QUESTION | My patient is a 67 year old female who has had pain during overhead activity (catching pain), going on for over 5 years. She is able to actively achieve full ROM (Including bra behind back). Her MRI shows a full thickness tear of supraspinatus tendon and a tear of the majority of the infraspinatus tendon (with a few lower infraspinatus fibers still attached). Superior subluxation of the humeral head.
I am intrigued by the patient’s symptoms and active shoulder range of motion versus her imaging.
How is she able to raise her arm up with full thickness tears of supraspinatus and the majority of the infraspinatus?
This is an excellent question and the answer is not immediately obvious. The short answer is that if 2 of the muscles are working then the shoulder can function almost normally.

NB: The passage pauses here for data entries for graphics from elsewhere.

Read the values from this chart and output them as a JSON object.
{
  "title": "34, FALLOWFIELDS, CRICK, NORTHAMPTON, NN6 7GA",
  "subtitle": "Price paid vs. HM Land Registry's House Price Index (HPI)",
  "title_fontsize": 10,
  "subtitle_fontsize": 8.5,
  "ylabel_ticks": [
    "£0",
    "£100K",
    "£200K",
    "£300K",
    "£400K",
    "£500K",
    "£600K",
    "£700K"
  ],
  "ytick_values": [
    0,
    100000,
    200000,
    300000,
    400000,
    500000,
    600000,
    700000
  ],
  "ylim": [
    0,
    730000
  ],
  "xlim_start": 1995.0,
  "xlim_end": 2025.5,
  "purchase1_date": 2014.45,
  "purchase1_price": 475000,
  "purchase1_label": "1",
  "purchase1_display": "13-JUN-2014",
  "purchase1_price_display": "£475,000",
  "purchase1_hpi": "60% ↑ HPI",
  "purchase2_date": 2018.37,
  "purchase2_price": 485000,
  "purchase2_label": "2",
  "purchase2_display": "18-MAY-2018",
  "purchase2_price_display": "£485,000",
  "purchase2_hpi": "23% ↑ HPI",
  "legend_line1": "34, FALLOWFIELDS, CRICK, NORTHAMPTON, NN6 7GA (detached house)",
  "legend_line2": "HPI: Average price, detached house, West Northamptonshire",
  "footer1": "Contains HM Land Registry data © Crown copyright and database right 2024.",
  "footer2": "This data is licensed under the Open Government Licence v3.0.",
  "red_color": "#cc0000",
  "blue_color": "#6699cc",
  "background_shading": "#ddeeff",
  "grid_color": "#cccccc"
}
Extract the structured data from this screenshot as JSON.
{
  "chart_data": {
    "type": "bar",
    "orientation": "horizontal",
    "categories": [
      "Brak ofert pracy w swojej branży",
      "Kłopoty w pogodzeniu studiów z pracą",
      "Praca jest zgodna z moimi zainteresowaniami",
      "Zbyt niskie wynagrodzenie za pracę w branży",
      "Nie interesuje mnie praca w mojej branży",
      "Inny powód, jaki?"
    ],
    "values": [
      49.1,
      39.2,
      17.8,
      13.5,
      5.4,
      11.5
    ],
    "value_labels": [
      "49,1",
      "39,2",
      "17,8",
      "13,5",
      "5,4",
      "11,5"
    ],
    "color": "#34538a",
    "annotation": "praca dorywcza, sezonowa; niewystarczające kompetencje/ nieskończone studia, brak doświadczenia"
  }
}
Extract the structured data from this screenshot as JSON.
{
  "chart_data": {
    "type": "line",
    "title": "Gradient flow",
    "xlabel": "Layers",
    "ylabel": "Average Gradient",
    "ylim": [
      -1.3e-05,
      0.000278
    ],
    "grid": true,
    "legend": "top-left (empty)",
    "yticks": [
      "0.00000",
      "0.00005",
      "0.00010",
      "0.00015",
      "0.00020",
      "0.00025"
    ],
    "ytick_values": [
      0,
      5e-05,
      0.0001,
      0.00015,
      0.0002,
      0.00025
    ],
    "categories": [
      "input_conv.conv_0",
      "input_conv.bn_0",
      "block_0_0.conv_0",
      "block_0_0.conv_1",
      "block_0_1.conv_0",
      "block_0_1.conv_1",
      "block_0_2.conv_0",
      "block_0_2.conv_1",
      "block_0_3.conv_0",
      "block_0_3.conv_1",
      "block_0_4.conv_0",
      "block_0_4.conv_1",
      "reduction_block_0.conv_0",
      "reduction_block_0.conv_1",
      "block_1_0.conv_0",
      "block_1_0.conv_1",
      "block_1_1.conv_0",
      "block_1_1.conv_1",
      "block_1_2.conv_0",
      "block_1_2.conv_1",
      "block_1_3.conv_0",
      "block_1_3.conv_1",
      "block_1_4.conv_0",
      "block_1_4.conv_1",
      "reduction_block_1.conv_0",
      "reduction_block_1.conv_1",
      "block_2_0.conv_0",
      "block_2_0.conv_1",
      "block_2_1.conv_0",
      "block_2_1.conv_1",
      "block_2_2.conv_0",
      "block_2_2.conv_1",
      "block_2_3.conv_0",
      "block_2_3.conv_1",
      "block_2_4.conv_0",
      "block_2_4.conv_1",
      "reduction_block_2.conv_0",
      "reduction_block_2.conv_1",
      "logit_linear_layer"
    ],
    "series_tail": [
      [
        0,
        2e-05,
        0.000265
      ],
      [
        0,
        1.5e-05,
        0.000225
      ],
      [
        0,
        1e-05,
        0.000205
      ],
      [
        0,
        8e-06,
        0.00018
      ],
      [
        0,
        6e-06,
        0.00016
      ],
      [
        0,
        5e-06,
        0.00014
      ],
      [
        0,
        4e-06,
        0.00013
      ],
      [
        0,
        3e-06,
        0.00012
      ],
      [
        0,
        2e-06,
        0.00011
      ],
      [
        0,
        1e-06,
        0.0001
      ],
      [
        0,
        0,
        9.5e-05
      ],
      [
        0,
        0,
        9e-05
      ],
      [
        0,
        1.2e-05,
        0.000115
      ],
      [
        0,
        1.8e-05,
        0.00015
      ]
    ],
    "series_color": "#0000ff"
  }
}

Basic Anatomy and Function: As you know shoulder motion is dependent on a complex interplay of forces and moments around the glenohumeral joint. The glenohumeral joint (essentially a round ball on a flat socket) is inherently unstable. This is designed to maximise movement of the shoulder joint. The price we pay for this is the potential for instability. There is also a ‘vacuum’ within the joint capsule which stops the normal shoulder from dislocating, even with complete muscle relaxation (and after death). This vacuum is surprisingly quickly re-established by the body after the joint is surgically opened. The glenoid labrum also helps to deepen the socket but it is the rotator cuff which is responsible for keeping the joint centred with activity.
Motor Function: The deltoid muscle runs from the acromion to the lateral humerus (a relatively straight line) and moves the shoulder by pulling the humerus up (while the forces of the rotator cuff muscles effectively hold the humeral head in place) and allow the joint to rotate and the arm to move up in the air).
Forces and Moment: It makes sense that the forces and moments in the shoulder need to be balanced to keep the shoulder in place when the hand is moved above the head. The frictional force at the joint should be very small and therefore can be ignored. The anterior and posterior muscles work together to pull the humeral head into the glenoid and they work in both the coronal and axial planes. This is sometimes known as concavity compression.
In the coronal (frontal) plane, the rotator cuff force must be below (inferior to) the centre of rotation of the humerus for it to be balanced. This will biomechanically oppose the moment created by the deltoid and thus stabilize the humeral head in the glenoid. The subscapularis, infraspinatus, and teres minor are the primary depressors of the humeral head. The weight of the arm, the deltoid muscle force and the joint reaction force allow the humerus to be rotated, thereby moving the hand above the head.
The force couple in the axial (transverse) plane must also be balanced (Subscapularis anteriorly and the Infraspinatus, and Teres minor posteriorly). If there is a balanced force pulling downwards then the supraspinatus does not need to be intact for this to happen (You would know this as muscle-balancing). With a chronic progressive tear (as is likely from the history provided) the shoulder can adapt over time.
The Tear Pattern: In the most common clinical setting when just the supraspinatus is torn, the subscapularis and posterior cuff are usually intact. As the size of the cuff tear increases it tends to extend more posteriorly (even the larger tears tend to spare the subscapularis at the front). The tear can get big enough so that the posterior cuff can no longer balance the moment created anteriorly by the subscapularis and at this point the patient will no longer be able to raise their arm above their head (a pseudoparalytic shoulder). When this happens the axial (transverse) fulcrum is lost, the coronal plane equilibrium is lost and the result is anterior-superior translation of the humeral head with attempted elevation. When this is extreme you will see anterior/superior escape of the humeral head clinically.
Imaging: In terms of imaging: the supraspinatus should fill the space between the humeral head and the acromion. When the supraspinatus retracts far enough the humeral head can ride up and press against the under surface of the acromion. The indicates a chronic tear and is seen as a high riding humeral head on the plain xrays. Once this happens the tear is no longer able to be repaired.
Summary: Several authors have shown that a patient with a two-tendon tear with retraction of the supraspinatus may benefit from a partial repair (ie repair of either the infraspinatus or subscapularis without repair of the supraspinatus). This is best done acutely and certainly within 3 months of any recent injury. There is also the option of performing an operation called a superior capsular reconstruction to replace the supraspinatus if you are able to get a good repair of the other 2 muscles.
In terms of your patient there must be enough of her infraspinatus still functioning to form a force couple to lift her arm in the air. If she were to extend the tear further this may no longer be possible.